Published
20 Feb 2017

What Would Buddha Say About Our Free Market Economy?

Economist Clair Brown, Ph.D.,  thinks the answer is plenty. In her new book, Buddhist Economics: An Enlightened Approach to the Dismal Science, Professor Brown discusses her holistic approach to organizing the economy and accurately measuring its success. She embraces and solves for questions of values, sustainability and equity while advocating the replacement of pure materialism with more positive collective aspirations.

The free market system is well established, it’s efficient and it’s simple to learn. But there are terminal problems with it as a system and as an accurate indicator of the health of the nation.
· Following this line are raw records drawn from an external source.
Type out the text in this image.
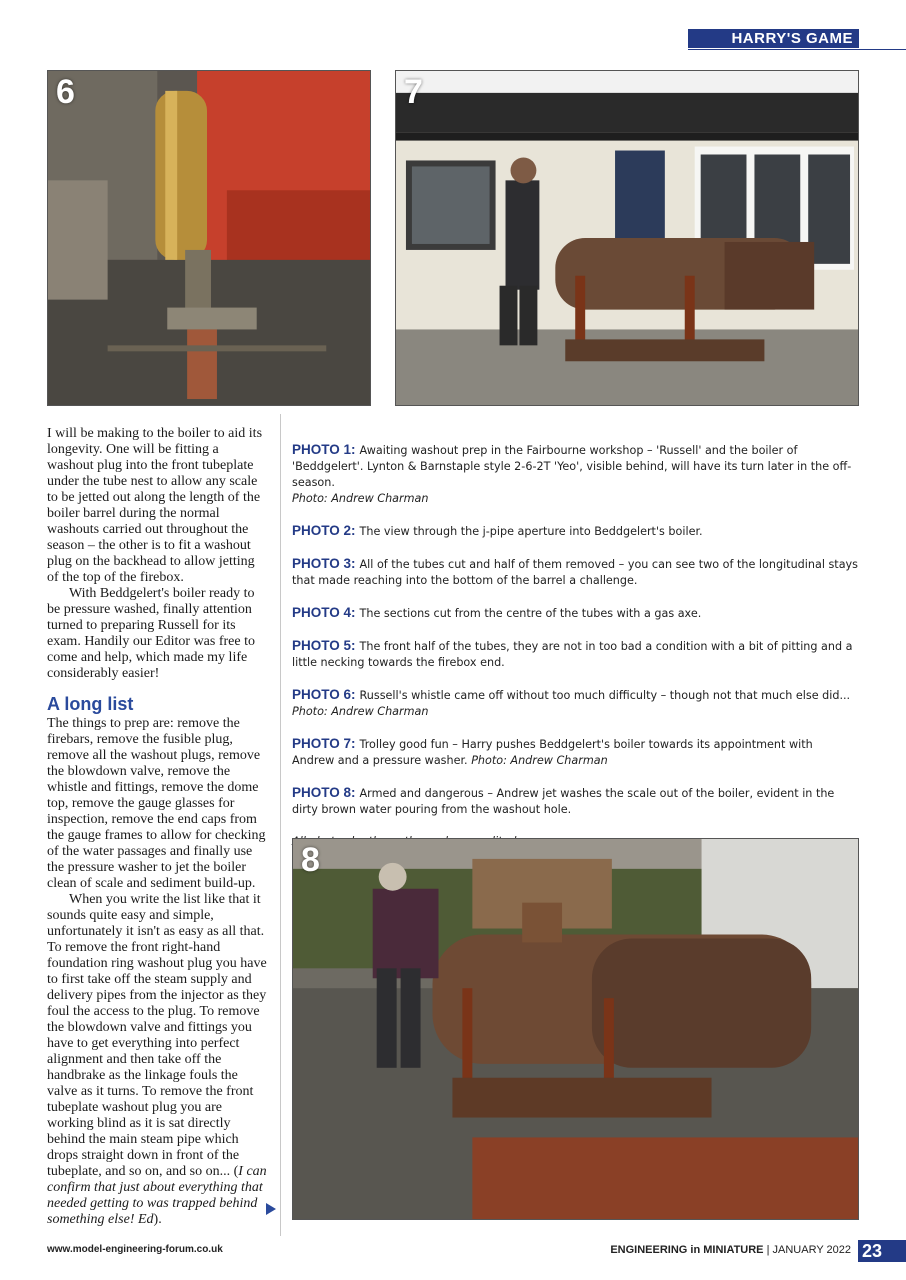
HARRY'S GAME
6	7

I will be making to the boiler to aid its longevity. One will be fitting a washout plug into the front tubeplate under the tube nest to allow any scale to be jetted out along the length of the boiler barrel during the normal washouts carried out throughout the season – the other is to fit a washout plug on the backhead to allow jetting of the top of the firebox.

With Beddgelert's boiler ready to be pressure washed, finally attention turned to preparing Russell for its exam. Handily our Editor was free to come and help, which made my life considerably easier!

A long list

The things to prep are: remove the firebars, remove the fusible plug, remove all the washout plugs, remove the blowdown valve, remove the whistle and fittings, remove the dome top, remove the gauge glasses for inspection, remove the end caps from the gauge frames to allow for checking of the water passages and finally use the pressure washer to jet the boiler clean of scale and sediment build-up.

When you write the list like that it sounds quite easy and simple, unfortunately it isn't as easy as all that. To remove the front right-hand foundation ring washout plug you have to first take off the steam supply and delivery pipes from the injector as they foul the access to the plug. To remove the blowdown valve and fittings you have to get everything into perfect alignment and then take off the handbrake as the linkage fouls the valve as it turns. To remove the front tubeplate washout plug you are working blind as it is sat directly behind the main steam pipe which drops straight down in front of the tubeplate, and so on, and so on... (I can confirm that just about everything that needed getting to was trapped behind something else! Ed).

PHOTO 1: Awaiting washout prep in the Fairbourne workshop – 'Russell' and the boiler of 'Beddgelert'. Lynton & Barnstaple style 2-6-2T 'Yeo', visible behind, will have its turn later in the off-season.
Photo: Andrew Charman

PHOTO 2: The view through the j-pipe aperture into Beddgelert's boiler.

PHOTO 3: All of the tubes cut and half of them removed – you can see two of the longitudinal stays that made reaching into the bottom of the barrel a challenge.

PHOTO 4: The sections cut from the centre of the tubes with a gas axe.

PHOTO 5: The front half of the tubes, they are not in too bad a condition with a bit of pitting and a little necking towards the firebox end.

PHOTO 6: Russell's whistle came off without too much difficulty – though not that much else did...
Photo: Andrew Charman

PHOTO 7: Trolley good fun – Harry pushes Beddgelert's boiler towards its appointment with Andrew and a pressure washer. Photo: Andrew Charman

PHOTO 8: Armed and dangerous – Andrew jet washes the scale out of the boiler, evident in the dirty brown water pouring from the washout hole.

8
www.model-engineering-forum.co.uk	ENGINEERING in MINIATURE | JANUARY 2022 23
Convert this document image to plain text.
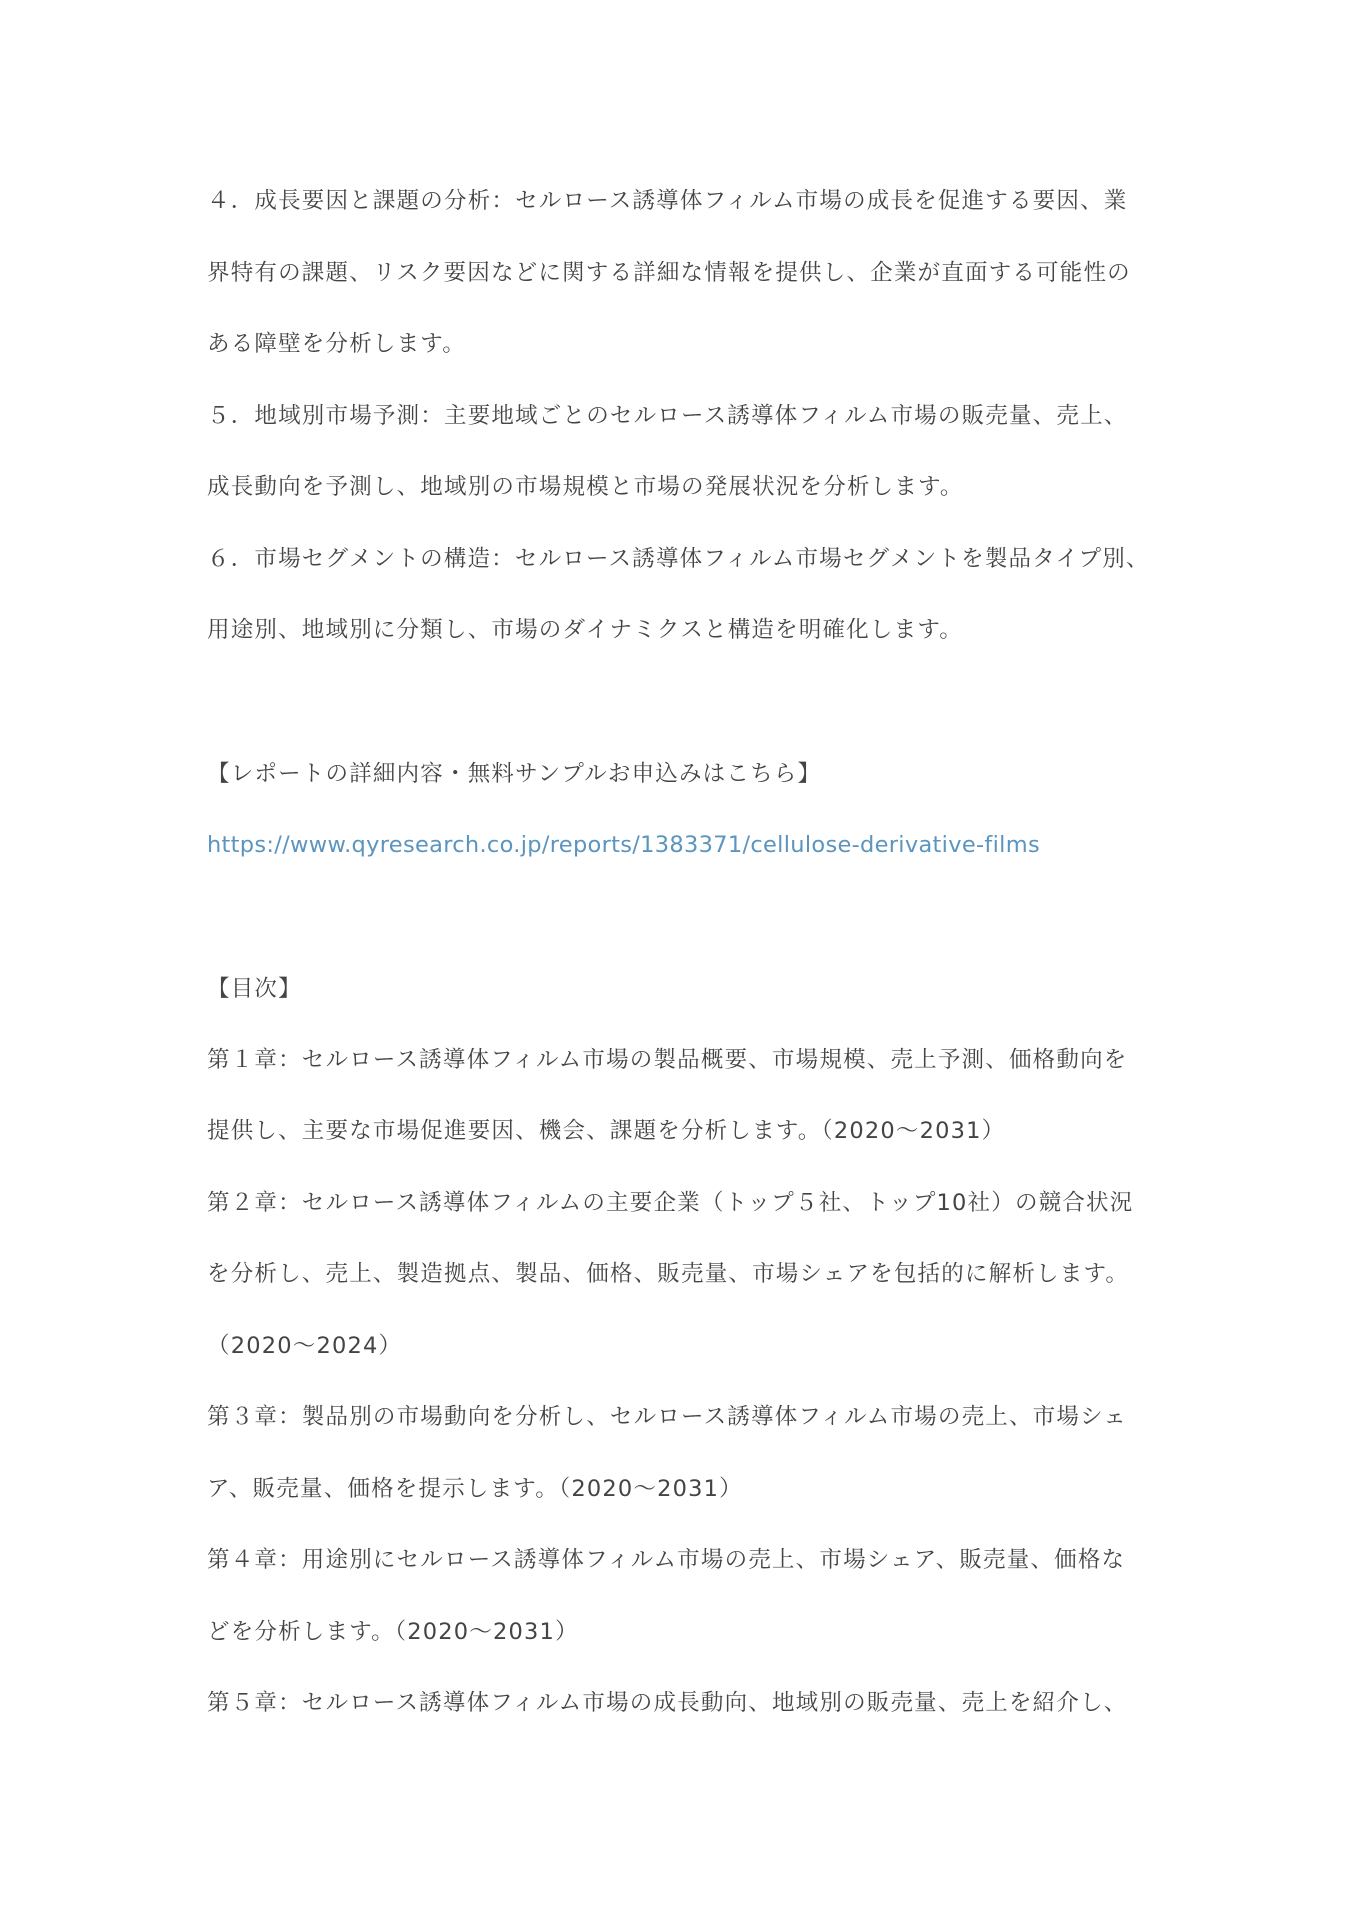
４．成長要因と課題の分析：セルロース誘導体フィルム市場の成長を促進する要因、業
界特有の課題、リスク要因などに関する詳細な情報を提供し、企業が直面する可能性の
ある障壁を分析します。
５．地域別市場予測：主要地域ごとのセルロース誘導体フィルム市場の販売量、売上、
成長動向を予測し、地域別の市場規模と市場の発展状況を分析します。
６．市場セグメントの構造：セルロース誘導体フィルム市場セグメントを製品タイプ別、
用途別、地域別に分類し、市場のダイナミクスと構造を明確化します。
【レポートの詳細内容・無料サンプルお申込みはこちら】
https://www.qyresearch.co.jp/reports/1383371/cellulose-derivative-films
【目次】
第１章：セルロース誘導体フィルム市場の製品概要、市場規模、売上予測、価格動向を
提供し、主要な市場促進要因、機会、課題を分析します。（2020～2031）
第２章：セルロース誘導体フィルムの主要企業（トップ５社、トップ10社）の競合状況
を分析し、売上、製造拠点、製品、価格、販売量、市場シェアを包括的に解析します。
（2020～2024）
第３章：製品別の市場動向を分析し、セルロース誘導体フィルム市場の売上、市場シェ
ア、販売量、価格を提示します。（2020～2031）
第４章：用途別にセルロース誘導体フィルム市場の売上、市場シェア、販売量、価格な
どを分析します。（2020～2031）
第５章：セルロース誘導体フィルム市場の成長動向、地域別の販売量、売上を紹介し、
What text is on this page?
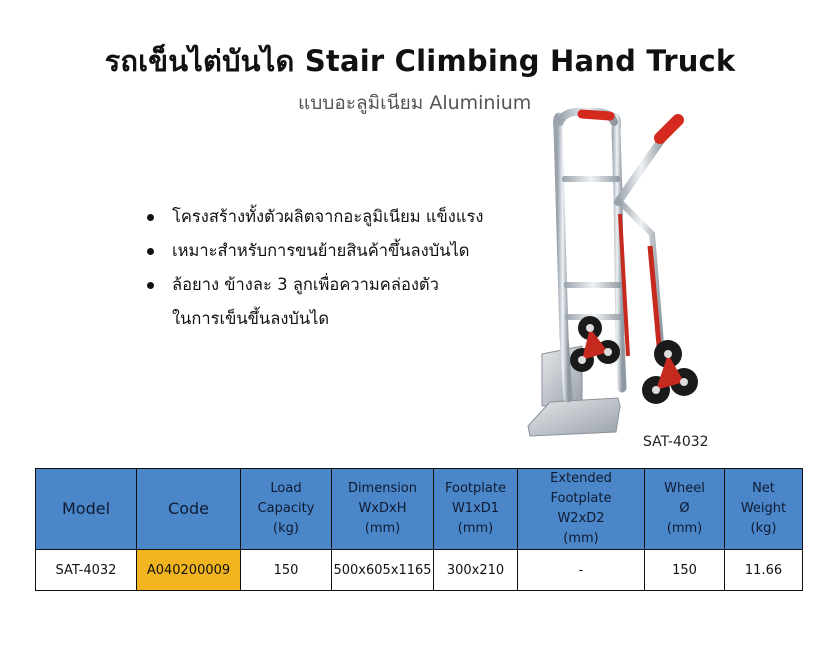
รถเข็นไต่บันได Stair Climbing Hand Truck
แบบอะลูมิเนียม Aluminium
โครงสร้างทั้งตัวผลิตจากอะลูมิเนียม แข็งแรง
เหมาะสำหรับการขนย้ายสินค้าขึ้นลงบันได
ล้อยาง ข้างละ 3 ลูกเพื่อความคล่องตัว
ในการเข็นขึ้นลงบันได
SAT-4032
Model	Code	Load
Capacity
(kg)	Dimension
WxDxH
(mm)	Footplate
W1xD1
(mm)	Extended Footplate
W2xD2
(mm)	Wheel
Ø
(mm)	Net
Weight
(kg)

SAT-4032	A040200009	150	500x605x1165	300x210	-	150	11.66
Not only are the required elements rarely in play but it ignores global environmental consequences and economic inequalities.

The markets alone can’t regulate the amount of pollution, poor agricultural processes, and water waste and damage. We need governmental regulations. People are interdependent globally and with nature. Yet our current economic system doesn’t take that into account. What we truly care about is how people are doing, not primarily their income, yet that’s not what’s currently measured. We’ve got the wrong measuring stick.

What we choose to assign value to makes a difference as to whether it’s “valuable” to our GDP and how our country is doing. Current GDP has no environmental degradation included and no consideration of the distribution of income – disparities are not illustrated. The current pie only represents what we buy, so more dollars spent equals more value, not happiness, not sustainability and not free time or enjoyment.

We’ve already got the answers. Carbon taxes diminish pollution and progressive taxation has been proven to be effective and not to diminish performance – it only affects the distribution of the pie, not how big it is. Yet we persist in ignoring the facts. In 2014, forty countries paid out a total of 160 billion dollars in fossil fuel subsidies, motivating companies to get as much fossil fuel out of the ground as possible. We are inadvertently our own worst enemy.

Other countries are doing better. It’s possible. With intention, focus and our eyes wide open, we can establish government policies that reflect interdependent values between one another and nature. We can foster a sustainable biosphere and equality. We can support developing countries to leapfrog to clean technology. We can create social norms that get people to live differently by changing what we value and what we measure. Because what we measure is how we determine our focus.

We must choose how much pollution and inequality we are willing to accept. Governments can structure markets to get basics for everyone and take care of the environment. The technology exists, we only need to commit.